Deleting insurance contracts

Because we're not going pure-DPC initially, we’re keeping the financial stability of not deleting contracts yet, although the minute I get my 200th signed DPC patient, we’ll serve 60-days-notice to an insurer that will remain nameless. Then, when we have 400 on top, we’ll drop the even-bigger fish, the one that provides 62% of my commercial payer group.

 

I think if we can split from these two insurers, our lives will be completely different as clinical providers. We’ll be popping champagne. Health cost is currently just a game between large hospital groups and the payers. Patients shouldn’t be purchasing insurance for anything we do in this office, just like you don’t purchase insurance to gas up your car. If they rolled insurance back to the expensive market and made direct care affordable and easy-access, the health care system wouldn’t have the problems it does right now.

 

Providing better service

I keep being surprised by just how much we’re able to bundle into our DPC model.
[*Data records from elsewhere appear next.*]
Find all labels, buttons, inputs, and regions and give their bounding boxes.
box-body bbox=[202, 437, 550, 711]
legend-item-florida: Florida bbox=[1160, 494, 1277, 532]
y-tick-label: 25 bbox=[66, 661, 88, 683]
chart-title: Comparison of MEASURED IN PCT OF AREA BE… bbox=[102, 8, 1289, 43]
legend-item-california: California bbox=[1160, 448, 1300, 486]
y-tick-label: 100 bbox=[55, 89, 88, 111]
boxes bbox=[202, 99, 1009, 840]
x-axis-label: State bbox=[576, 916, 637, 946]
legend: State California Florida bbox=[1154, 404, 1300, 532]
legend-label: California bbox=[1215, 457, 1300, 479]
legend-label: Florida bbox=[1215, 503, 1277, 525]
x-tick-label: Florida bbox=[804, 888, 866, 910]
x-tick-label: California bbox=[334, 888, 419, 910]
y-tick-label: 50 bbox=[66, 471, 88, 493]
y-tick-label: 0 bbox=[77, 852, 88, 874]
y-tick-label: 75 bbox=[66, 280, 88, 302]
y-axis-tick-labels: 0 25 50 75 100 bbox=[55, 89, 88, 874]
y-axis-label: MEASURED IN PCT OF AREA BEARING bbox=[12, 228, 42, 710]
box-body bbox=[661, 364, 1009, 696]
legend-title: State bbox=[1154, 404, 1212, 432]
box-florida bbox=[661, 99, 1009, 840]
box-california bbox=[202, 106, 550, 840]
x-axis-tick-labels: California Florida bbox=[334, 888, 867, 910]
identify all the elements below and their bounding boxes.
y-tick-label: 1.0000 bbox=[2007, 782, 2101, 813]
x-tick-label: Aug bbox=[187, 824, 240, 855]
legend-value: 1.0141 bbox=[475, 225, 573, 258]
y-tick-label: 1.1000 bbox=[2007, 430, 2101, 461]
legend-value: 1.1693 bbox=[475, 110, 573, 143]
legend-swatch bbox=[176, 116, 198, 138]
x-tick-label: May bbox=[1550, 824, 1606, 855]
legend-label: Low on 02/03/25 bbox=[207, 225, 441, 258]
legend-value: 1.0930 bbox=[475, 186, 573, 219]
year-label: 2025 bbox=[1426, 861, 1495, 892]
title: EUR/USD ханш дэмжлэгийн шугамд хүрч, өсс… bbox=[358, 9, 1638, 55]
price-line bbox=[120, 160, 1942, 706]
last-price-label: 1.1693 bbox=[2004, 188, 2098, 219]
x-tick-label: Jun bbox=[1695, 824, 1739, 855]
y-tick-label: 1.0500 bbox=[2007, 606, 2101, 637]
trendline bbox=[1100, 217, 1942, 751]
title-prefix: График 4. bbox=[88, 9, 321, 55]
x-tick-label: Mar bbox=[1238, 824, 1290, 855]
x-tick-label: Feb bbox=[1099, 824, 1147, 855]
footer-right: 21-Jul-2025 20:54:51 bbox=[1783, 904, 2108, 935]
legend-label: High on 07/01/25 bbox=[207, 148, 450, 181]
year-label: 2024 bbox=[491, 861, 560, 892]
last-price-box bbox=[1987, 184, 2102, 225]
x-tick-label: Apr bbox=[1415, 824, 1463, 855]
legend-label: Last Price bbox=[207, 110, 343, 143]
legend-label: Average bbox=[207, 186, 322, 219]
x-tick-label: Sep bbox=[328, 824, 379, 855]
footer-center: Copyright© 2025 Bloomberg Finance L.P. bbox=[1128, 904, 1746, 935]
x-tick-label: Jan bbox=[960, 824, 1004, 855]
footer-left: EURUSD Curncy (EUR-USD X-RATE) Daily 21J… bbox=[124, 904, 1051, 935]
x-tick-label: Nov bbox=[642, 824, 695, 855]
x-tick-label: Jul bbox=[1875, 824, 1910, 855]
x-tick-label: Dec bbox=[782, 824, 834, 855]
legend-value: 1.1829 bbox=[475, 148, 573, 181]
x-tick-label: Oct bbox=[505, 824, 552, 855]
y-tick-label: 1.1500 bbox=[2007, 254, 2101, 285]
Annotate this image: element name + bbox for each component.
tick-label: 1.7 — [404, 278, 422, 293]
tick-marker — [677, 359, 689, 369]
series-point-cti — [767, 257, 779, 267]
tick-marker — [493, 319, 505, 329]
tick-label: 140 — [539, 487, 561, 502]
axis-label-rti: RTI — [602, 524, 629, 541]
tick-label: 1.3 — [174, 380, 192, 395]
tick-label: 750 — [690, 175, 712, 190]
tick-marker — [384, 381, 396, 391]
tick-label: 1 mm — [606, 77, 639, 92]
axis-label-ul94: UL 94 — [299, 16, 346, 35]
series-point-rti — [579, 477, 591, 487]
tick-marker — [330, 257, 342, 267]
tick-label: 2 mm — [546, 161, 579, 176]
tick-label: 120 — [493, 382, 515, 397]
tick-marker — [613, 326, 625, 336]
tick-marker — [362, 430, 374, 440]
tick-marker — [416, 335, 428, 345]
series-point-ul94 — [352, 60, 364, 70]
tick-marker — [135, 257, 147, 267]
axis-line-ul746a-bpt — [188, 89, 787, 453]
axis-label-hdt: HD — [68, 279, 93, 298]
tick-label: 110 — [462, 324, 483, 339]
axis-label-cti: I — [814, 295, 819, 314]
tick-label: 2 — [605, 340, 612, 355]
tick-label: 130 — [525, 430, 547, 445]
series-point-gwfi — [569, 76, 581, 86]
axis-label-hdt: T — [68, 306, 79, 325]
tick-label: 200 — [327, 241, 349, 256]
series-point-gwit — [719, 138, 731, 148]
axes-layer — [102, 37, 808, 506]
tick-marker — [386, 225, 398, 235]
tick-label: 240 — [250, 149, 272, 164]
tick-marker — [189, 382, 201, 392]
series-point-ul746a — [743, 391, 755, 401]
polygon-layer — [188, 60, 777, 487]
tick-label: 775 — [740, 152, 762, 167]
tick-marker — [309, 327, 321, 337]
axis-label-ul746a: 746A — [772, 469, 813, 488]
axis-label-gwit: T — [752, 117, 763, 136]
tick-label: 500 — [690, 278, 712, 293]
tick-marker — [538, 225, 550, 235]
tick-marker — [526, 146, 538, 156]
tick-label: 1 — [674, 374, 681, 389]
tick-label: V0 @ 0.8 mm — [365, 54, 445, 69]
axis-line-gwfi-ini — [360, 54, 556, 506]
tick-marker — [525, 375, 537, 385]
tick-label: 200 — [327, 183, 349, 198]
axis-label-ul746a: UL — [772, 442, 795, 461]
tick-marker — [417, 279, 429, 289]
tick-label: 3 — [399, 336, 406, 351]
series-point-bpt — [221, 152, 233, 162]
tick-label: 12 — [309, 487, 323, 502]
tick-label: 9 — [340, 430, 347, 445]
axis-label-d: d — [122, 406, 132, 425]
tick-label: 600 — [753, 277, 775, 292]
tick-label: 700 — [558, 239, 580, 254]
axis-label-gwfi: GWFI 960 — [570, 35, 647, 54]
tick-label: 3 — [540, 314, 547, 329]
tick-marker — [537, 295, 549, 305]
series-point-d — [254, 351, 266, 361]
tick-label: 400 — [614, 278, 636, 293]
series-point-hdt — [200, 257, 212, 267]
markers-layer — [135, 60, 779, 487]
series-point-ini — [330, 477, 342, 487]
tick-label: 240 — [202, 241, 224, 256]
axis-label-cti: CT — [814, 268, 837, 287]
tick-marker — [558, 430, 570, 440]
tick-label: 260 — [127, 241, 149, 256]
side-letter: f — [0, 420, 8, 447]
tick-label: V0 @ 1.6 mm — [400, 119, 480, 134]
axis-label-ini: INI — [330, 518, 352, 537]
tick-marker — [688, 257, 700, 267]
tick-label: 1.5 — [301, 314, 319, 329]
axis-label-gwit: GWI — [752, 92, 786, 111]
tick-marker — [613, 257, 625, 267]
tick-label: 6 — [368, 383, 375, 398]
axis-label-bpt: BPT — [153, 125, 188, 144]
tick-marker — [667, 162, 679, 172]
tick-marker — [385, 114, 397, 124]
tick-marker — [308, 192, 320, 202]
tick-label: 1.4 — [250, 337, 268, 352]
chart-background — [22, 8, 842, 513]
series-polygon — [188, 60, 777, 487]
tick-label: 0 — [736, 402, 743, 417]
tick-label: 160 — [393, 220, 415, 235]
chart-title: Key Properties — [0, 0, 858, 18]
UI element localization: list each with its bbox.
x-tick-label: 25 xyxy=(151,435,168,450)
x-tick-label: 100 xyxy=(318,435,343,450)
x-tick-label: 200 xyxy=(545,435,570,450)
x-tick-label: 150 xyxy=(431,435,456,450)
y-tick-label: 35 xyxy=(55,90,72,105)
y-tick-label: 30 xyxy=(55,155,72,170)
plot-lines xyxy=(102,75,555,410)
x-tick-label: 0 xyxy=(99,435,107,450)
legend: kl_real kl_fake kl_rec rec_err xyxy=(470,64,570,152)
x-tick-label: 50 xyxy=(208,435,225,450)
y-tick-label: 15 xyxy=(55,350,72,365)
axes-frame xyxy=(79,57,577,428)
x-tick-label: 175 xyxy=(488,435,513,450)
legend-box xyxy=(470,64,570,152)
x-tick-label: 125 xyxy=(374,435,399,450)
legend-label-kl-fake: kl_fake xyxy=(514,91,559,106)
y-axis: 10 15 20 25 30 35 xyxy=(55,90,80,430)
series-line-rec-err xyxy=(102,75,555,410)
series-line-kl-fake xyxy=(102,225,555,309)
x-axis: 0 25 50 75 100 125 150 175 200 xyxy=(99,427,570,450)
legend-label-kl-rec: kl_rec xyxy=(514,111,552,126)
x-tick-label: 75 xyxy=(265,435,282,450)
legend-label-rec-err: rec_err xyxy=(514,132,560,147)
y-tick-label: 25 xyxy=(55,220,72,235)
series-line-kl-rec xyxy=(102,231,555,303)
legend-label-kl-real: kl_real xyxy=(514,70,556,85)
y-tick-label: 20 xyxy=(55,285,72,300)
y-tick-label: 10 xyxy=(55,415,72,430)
When I told my boss I wanted to include laceration care, he was skeptical. But I have two boys, and the prospect of one of them wiping out and breaking their arm open costing me over $2,000 in the ER keeps me awake at night. My boss has employed me and provided care for my two boys for 17 years. Only once has he sewn up either of them—so how much risk is there? We’ve looked at the numbers, and they work, so we’ve included everything that might freak out a single mom if she doesn’t have insurance for her kids.

 

We're going to do fracture care; we're going to do lacerations, we're going to do skin tag and ear wax removal. It’s a selling point. If that selling point pulls in ten moms, I've got the lacerations covered in six months just on their memberships. Through insurance, you don't get that much money. You bill out $1,500 for these sort of procedures you're lucky if you get $400 in reimbursements. If I get five moms for four months, I've got all of them entirely covered for less than what insurance pays.

 

Now that our entire financial model has changed, the floodgates are open. I would love to add mental health and dietary because they’re huge drivers of health. If we can get a handle on them with DPC, we can truly upgrade to next-generation health care.

 

Patients, Profits, and Practicing Health Care

Southwest Florida has one other DPC clinic that I’m aware of, in Fort Myers. They’re complete DPC, and I haven’t visited yet, but I did see they just added a new doctor, so they must be doing well. It’s an exciting and exhilarating change for us, our patients, and the industry. We have patients, we’re making money, and we’re practicing health care. Compared to the nightmare of operating in the FFS model, DPC is a dream. Our only regret is not converting sooner.